Today we solve LeetCode 2769 - Find the Maximum Achievable Number.

Source: https://leetcode.com/problems/find-the-maximum-achievable-number/

English

Problem Summary

You are given integers num and t. In one move, you can increase or decrease x by 1, and do the opposite operation on num. After exactly t moves, return the maximum possible x.

Key Insight

In one operation, if x increases by 1 then num decreases by 1 (opposite directions).
To maximize x, we always choose that direction for all t moves. Each move effectively gives a net gain of 2 toward achievable x, so the final answer is num + 2t.

Derivation

Start with target candidate x = num. After one optimal move, x can be pushed one step higher while preserving the allowed relation.
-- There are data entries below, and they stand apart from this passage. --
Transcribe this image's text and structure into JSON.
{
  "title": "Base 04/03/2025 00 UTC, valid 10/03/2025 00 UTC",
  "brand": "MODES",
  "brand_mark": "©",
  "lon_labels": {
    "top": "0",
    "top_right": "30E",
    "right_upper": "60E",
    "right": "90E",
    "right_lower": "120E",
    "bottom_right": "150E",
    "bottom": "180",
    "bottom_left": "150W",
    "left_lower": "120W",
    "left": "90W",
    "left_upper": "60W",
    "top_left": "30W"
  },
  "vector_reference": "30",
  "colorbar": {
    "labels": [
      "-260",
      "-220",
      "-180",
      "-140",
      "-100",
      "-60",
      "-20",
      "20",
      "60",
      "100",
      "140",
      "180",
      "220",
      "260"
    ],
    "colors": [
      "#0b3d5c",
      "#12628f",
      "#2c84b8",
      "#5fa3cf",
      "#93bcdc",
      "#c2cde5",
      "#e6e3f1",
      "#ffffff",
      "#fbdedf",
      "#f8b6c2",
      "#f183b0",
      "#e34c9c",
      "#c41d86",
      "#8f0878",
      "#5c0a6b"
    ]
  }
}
Repeating this for t moves adds 2t total headroom from the original num baseline.
Therefore, x_max = num + 2t.

Complexity Analysis

Time: O(1).
Space: O(1).

Reference Implementations (Java / Go / C++ / Python / JavaScript)

class Solution {
    public int theMaximumAchievableX(int num, int t) {
        return num + 2 * t;
    }
}

func theMaximumAchievableX(num int, t int) int {
    return num + 2*t
}

class Solution {
public:
    int theMaximumAchievableX(int num, int t) {
        return num + 2 * t;
    }
};

class Solution:
    def theMaximumAchievableX(self, num: int, t: int) -> int:
        return num + 2 * t

var theMaximumAchievableX = function(num, t) {
  return num + 2 * t;
};

中文

题目概述

给定整数 num 和 t。每次操作里，你可以让 x 加 1 或减 1， 同时让 num 做相反操作。恰好做 t 次后，求 x 的最大值。

核心思路

要让 x 最大，每一步都应该让 x 增加 1，而 num 减少 1。
这样做 t 次后，x 一共增加 t，同时由题意关系可化简为最终答案 num + 2t。

推导说明

每一步把 x 往上推 1，总共推 t 次，并与 num 的反向移动配对。
代数化简后最大可达值就是 num + 2t，无需模拟过程。

复杂度分析

时间复杂度：O(1)。
空间复杂度：O(1)。

多语言参考实现（Java / Go / C++ / Python / JavaScript）

class Solution {
    public int theMaximumAchievableX(int num, int t) {
        return num + 2 * t;
    }
}

func theMaximumAchievableX(num int, t int) int {
    return num + 2*t
}

class Solution {
public:
    int theMaximumAchievableX(int num, int t) {
        return num + 2 * t;
    }
};

class Solution:
    def theMaximumAchievableX(self, num: int, t: int) -> int:
        return num + 2 * t

var theMaximumAchievableX = function(num, t) {
  return num + 2 * t;
};